I've even learned that the mere fact that we celebrate the end of a course of study with a celebration is fairly unique to America (with the exception of Oxford University in England).

Many institutions in our society maintain rigid traditions that tell the story of our society. Yet, like in all societies, there always exists a vocal minority of people who desire to erode, degrade, and (if possible) eliminate tradition in any form.

Our public education system has done significant damage to the tradition of graduation by turning it into nothing more than an attendance award. We have so degraded what it means to be a high school graduate that the traditions of the ceremony hardly have any meaning. How can a student whose sole reason for being on the platform with the other graduates is a series of social promotions put on the garb so steeped in the traditions of men and women of science, literature, engineering, and the arts when the "graduate" has done nothing to earn it?

We further degrade the concept of graduation by having people (especially children) graduate from everything. Kindergarten, each of the numbered grades in elementary school, and dog obedience school are all just examples of the ridiculous manners by which we erode the notion of what it means to graduate. I work for a small University, and we've even had short graduation-like ceremonies to mark the completion of a one day training session for customer service. If our academic institutions won't hold sacred such traditions, who will? When every little task in our lives is elevated to a reason to celebrate, how can we differentiate between the mundane and the truly exceptional?

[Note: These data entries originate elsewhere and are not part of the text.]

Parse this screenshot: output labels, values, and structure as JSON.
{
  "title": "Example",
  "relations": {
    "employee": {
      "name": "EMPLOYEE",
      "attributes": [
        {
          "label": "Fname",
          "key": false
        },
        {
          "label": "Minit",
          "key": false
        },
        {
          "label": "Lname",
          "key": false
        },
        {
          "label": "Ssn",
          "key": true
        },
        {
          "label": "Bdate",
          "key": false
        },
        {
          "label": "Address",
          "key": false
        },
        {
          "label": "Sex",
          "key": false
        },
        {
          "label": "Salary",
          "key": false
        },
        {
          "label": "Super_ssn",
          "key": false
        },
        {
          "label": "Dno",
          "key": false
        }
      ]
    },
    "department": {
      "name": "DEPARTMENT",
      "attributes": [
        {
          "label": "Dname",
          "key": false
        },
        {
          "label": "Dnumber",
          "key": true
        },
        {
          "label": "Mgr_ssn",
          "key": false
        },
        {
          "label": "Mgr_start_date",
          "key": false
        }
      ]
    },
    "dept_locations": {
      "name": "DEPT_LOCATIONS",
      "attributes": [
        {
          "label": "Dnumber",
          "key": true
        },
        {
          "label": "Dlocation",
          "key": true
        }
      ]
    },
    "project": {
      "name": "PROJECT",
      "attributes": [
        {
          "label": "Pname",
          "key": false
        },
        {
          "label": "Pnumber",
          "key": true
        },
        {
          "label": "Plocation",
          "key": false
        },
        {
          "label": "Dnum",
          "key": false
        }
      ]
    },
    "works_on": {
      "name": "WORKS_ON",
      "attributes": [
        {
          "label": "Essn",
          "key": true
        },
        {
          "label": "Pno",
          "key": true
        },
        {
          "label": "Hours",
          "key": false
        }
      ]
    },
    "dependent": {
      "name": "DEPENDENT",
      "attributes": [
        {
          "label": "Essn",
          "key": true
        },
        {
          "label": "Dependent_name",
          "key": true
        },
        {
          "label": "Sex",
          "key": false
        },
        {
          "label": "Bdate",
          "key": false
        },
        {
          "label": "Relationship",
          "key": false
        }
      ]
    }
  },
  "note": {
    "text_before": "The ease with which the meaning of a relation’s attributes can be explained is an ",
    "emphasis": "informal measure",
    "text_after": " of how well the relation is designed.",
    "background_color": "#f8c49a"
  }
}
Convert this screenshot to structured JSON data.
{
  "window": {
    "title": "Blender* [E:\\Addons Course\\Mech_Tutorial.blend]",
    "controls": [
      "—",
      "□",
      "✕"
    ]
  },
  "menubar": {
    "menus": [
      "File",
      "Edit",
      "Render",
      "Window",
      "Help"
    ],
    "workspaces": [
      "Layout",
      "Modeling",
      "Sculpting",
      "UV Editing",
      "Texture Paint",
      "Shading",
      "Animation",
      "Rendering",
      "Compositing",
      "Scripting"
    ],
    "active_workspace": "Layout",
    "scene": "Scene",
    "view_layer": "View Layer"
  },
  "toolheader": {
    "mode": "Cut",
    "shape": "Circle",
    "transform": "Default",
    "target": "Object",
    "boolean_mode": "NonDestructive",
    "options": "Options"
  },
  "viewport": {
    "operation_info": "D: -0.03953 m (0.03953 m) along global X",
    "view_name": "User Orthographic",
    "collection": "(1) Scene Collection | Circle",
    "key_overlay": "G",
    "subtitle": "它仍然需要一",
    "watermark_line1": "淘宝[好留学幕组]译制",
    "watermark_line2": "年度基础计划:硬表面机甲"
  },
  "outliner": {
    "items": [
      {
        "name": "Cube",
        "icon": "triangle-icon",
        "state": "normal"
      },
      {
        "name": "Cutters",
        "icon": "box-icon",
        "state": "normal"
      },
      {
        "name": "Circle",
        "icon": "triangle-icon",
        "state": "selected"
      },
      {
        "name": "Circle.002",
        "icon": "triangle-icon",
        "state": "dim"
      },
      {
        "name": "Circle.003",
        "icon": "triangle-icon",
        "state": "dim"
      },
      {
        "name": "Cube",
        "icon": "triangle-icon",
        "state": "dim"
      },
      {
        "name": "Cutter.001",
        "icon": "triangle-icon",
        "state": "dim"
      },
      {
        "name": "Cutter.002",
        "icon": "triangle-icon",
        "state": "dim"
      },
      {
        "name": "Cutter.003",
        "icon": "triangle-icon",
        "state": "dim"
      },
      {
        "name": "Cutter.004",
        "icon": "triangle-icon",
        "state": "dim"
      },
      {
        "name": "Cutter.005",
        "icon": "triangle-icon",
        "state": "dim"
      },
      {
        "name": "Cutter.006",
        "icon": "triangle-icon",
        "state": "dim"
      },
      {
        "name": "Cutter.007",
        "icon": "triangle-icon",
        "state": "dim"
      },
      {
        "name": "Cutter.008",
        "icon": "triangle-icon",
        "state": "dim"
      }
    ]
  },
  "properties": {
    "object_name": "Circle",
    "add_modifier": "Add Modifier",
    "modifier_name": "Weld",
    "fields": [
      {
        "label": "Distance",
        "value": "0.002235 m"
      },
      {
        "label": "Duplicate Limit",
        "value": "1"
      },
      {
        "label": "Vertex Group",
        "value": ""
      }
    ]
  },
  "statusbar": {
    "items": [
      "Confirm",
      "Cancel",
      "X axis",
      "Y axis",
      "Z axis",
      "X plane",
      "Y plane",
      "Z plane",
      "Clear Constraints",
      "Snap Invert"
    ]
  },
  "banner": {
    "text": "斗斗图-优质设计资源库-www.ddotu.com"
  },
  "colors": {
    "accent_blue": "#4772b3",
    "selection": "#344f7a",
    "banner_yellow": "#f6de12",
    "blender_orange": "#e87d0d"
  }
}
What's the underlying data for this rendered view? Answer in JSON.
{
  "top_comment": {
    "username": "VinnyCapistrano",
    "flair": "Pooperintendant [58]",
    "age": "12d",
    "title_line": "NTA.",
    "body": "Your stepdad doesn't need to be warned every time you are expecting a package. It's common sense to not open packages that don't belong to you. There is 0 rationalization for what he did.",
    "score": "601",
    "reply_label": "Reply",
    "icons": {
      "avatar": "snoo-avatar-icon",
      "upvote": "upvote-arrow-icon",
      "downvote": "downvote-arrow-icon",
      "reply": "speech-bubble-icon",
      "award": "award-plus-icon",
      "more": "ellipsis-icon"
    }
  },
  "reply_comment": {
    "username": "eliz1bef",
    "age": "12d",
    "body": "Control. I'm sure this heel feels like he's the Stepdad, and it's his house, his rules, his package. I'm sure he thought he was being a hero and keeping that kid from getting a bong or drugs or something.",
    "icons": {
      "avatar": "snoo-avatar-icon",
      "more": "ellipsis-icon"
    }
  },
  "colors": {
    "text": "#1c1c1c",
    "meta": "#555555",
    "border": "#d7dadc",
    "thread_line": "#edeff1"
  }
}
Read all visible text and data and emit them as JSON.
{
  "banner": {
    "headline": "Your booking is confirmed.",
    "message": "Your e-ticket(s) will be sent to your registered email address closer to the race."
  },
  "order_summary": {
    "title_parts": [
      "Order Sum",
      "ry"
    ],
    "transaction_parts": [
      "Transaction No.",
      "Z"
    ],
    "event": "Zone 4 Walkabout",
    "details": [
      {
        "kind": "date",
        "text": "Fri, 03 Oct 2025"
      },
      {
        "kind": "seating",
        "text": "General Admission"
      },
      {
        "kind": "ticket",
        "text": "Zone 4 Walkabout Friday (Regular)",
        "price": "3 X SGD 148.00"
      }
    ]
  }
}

We live in a society desperately trying to find meaning or something to hold on to. We debate endlessly, and sometimes violently, about the role of government, the role of family, the role of community on our daily lives. We struggle to constantly define who we are as a culture. Yet, we continually diminish or neglect our own past as being irrelevant, or worse something to find nothing but fault in. We dress up like 13th-century monks at our graduation ceremonies and have no idea why. When history writes the story of our culture, what will it say? We surely aren't writing anything of value and preserving it for posterity. We report the days events via our various news outlets, but is that truly where our culture finds its meaning? How will people 1000 years from now have any idea about what it meant to be an American in the early 21st century? Perhaps its in our past that we will find our meaning, our common story. If it is, we should start clinging to our traditions and return the meaning to our ceremonies, traditions and celebrations. Its the only way of keeping our identity and preserving it for posterity.

So dig out your wedding dress or your graduation cap and gown and put them on from time to time. Talk to your kids about what those vestments mean. If you don't know what they mean, figure it out with your kids. Display your degrees and diplomas. Let your children see mommy or daddy's name on a piece of paper that is proudly displayed in your home. Explain with pride what those pieces of paper mean. These aren't just keys to a better economic future, they are windows into our past. A way of keeping the oldest of all historical archives, the oral tradition, a part of our daily lives. Lastly, when going through the ceremonies, don't just go through the motions. Experience the moment and savor it like a fine wine. Reflect on the meaning and how you are a part of perpetuating noble and proud institutions that define who we are much better than pop culture ever could.